Rights of the interested party
In your quality as interested, you have the rights referred to in art. 7 Privacy Code and art. 15 GDPR and precisely the rights of:
obtain confirmation of the existence or not of personal data concerning you, even if not yet recorded, and their communication in intelligible form;
get the indication:
a) the origin of personal data;
b) the purposes and methods of processing;
c) the logic applied in the case of processing carried out with the aid of electronic instruments;
d) of the identification data concerning the data controller, data processors and the representative designated pursuant to art. 5, paragraph 2 of the Privacy Code and art. 3, paragraph 1, GDPR;
e) the subjects or categories of subjects to whom the personal data may be communicated or who can learn about them as appointed representative in the State, managers or appointees;
a) updating, rectification or, when interested, integration of data;
b) the deletion, transformation into anonymous form or blocking of data processed in violation of the law, including data which does not need to be kept for the purposes for which the data was collected or subsequently processed;
c) the attestation that the operations referred to in letters a) and b) have been brought to the attention, also with regard to their content, of those to whom the data have been communicated or disseminated, except in the event that such fulfillment occurs it proves impossible or involves a manifestly disproportionate use of resources with respect to the protected right;
object, in whole or in part:
a) for legitimate reasons, to the processing of your personal data, even if pertinent to the purpose of the collection; b) to the processing of your personal data for the purpose of sending advertising material or direct sales or for carrying out market research or commercial communication, through the use of automated call systems without the intervention of an operator by e-mail and / or through traditional marketing methods by phone and / or mail. Please note that the right of opposition of the interested party, exposed to the previous point
b), for direct marketing purposes through automated methods, it extends to traditional ones and in any case the possibility remains open for the interested party to exercise the right to object even in part. Therefore, the interested party can decide to receive only communications using traditional methods or only automated communications or none of the two types of communication.

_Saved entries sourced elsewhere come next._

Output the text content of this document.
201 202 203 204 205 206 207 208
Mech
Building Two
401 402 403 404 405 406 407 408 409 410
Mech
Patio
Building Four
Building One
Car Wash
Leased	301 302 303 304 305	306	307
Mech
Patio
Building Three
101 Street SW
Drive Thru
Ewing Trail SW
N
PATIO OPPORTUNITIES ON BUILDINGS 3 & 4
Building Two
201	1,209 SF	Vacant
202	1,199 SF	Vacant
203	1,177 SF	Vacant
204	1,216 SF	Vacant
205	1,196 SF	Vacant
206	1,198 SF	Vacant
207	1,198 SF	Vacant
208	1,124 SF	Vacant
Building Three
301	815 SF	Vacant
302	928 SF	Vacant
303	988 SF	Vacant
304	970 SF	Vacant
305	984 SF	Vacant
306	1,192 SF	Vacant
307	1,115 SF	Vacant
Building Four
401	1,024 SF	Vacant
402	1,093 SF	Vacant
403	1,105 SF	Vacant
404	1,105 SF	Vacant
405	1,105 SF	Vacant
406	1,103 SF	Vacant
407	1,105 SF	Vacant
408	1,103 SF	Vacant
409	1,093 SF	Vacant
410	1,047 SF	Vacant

Where applicable, you also have the rights set forth in articles 16-21 GDPR (Right of rectification, right to be forgotten, right to limitation of treatment, right to portability of contractual and raw navigation data, right to object), as well as the right to complain to the Guarantor Authority.
Mode of exercise of rights
You can exercise your rights at any time:
sending a registered letter a.r. to the address of the owner;
sending an email to email@example.com;
by calling +393396090332
Owner, manager and appointees
The Data Controller is
Nabuisson Bed & Breakfast
Via Aubert, 50 11100 Aosta - Italy
The updated list of data processors and data processors is kept at the headquarters of the Data Controller.